During the course of the episode we learn that Redbot has his own blog, where he has been telling stories of the Power Rangers’ adventures, but putting himself in the role of the hero. When publisher comes to town wanting to turn his stories into a book Redbot becomes something of a celebrity.
The main conflict comes when the Rangers, and eventually the public, learn that Redbot has been lying about his stories, turning his fans against him. Meanwhile, the villains have hatched a plan to put a spell on Redbot’s books, freezing anyone holding one. This is accomplished by the monster of the week, Cat O’Clock (Charlie McDermott).
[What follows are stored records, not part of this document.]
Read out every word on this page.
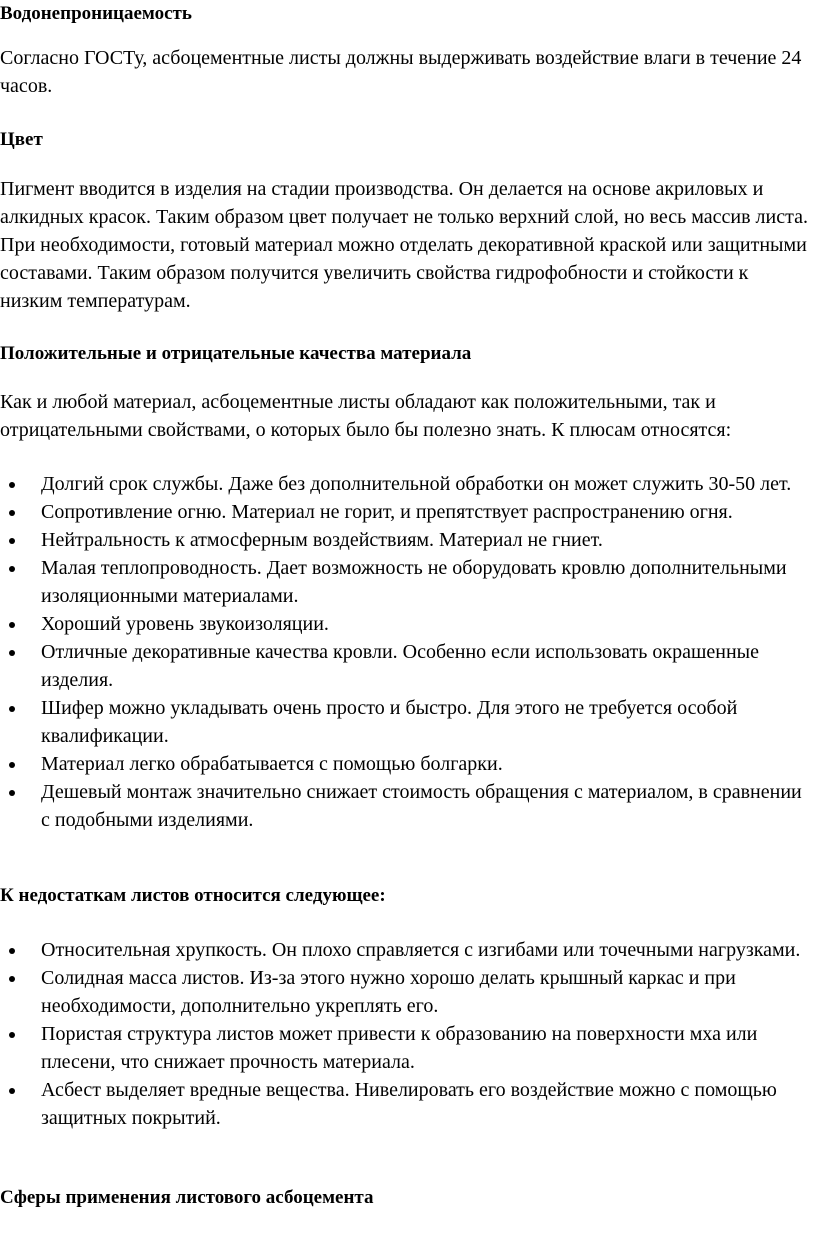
Водонепроницаемость

Согласно ГОСТу, асбоцементные листы должны выдерживать воздействие влаги в течение 24 часов.

Цвет

Пигмент вводится в изделия на стадии производства. Он делается на основе акриловых и алкидных красок. Таким образом цвет получает не только верхний слой, но весь массив листа. При необходимости, готовый материал можно отделать декоративной краской или защитными составами. Таким образом получится увеличить свойства гидрофобности и стойкости к низким температурам.

Положительные и отрицательные качества материала

Как и любой материал, асбоцементные листы обладают как положительными, так и отрицательными свойствами, о которых было бы полезно знать. К плюсам относятся:

Долгий срок службы. Даже без дополнительной обработки он может служить 30-50 лет.
Сопротивление огню. Материал не горит, и препятствует распространению огня.
Нейтральность к атмосферным воздействиям. Материал не гниет.
Малая теплопроводность. Дает возможность не оборудовать кровлю дополнительными изоляционными материалами.
Хороший уровень звукоизоляции.
Отличные декоративные качества кровли. Особенно если использовать окрашенные изделия.
Шифер можно укладывать очень просто и быстро. Для этого не требуется особой квалификации.
Материал легко обрабатывается с помощью болгарки.
Дешевый монтаж значительно снижает стоимость обращения с материалом, в сравнении с подобными изделиями.
К недостаткам листов относится следующее:
Относительная хрупкость. Он плохо справляется с изгибами или точечными нагрузками.
Солидная масса листов. Из-за этого нужно хорошо делать крышный каркас и при необходимости, дополнительно укреплять его.
Пористая структура листов может привести к образованию на поверхности мха или плесени, что снижает прочность материала.
Асбест выделяет вредные вещества. Нивелировать его воздействие можно с помощью защитных покрытий.
Сферы применения листового асбоцемента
One of the things that Power Rangers Ninja Steel has going for it is some great monster designs, from the visually imposing such as Galvanax (Richard Simpson), to the ridiculous like last episode’s Phonepanzee (Simon McKinney). Cat O’Clock definitely falls into the same category as Phonepanzee, of being so ridiculous to be great. Unfortunately, the character isn’t given a great deal to do, and the gimmick of him freezing people with his clock powers feels like a missed opportunity.
As with many of the Power Rangers Ninja Steel episodes, I’m left wondering just how much better the monsters would have been in Shuriken Sentai Ninninger; the Sentai series the Ranger footage was taken from. Sadly, much of the monster is wasted in this episode, with a very standard and boring fight scene and Mega-Zord sequence that does little to stand out against other monsters of the season.
The episode even fails to land a consistent moral message for the child audience. Instead of sticking to the idea that telling lies, even small ones, will catch you out in the end and that you shouldn’t do it, the episode tells children that one good deed can erase dozens of lies and make people love you and want your autograph. It’s bad even for this season of Power Rangers.
Power Rangers can do better than this, the previous version of the show, Power Rangers Dino Charge, was excellent, and the monthly comic printed through BOOM! is still easily the best Mighty Morphin Power Rangers story ever told. Unfortunately, Power Rangers Ninja Steel continues to let its audience down with flat, boring characters, missed opportunities, and dull, dull writing.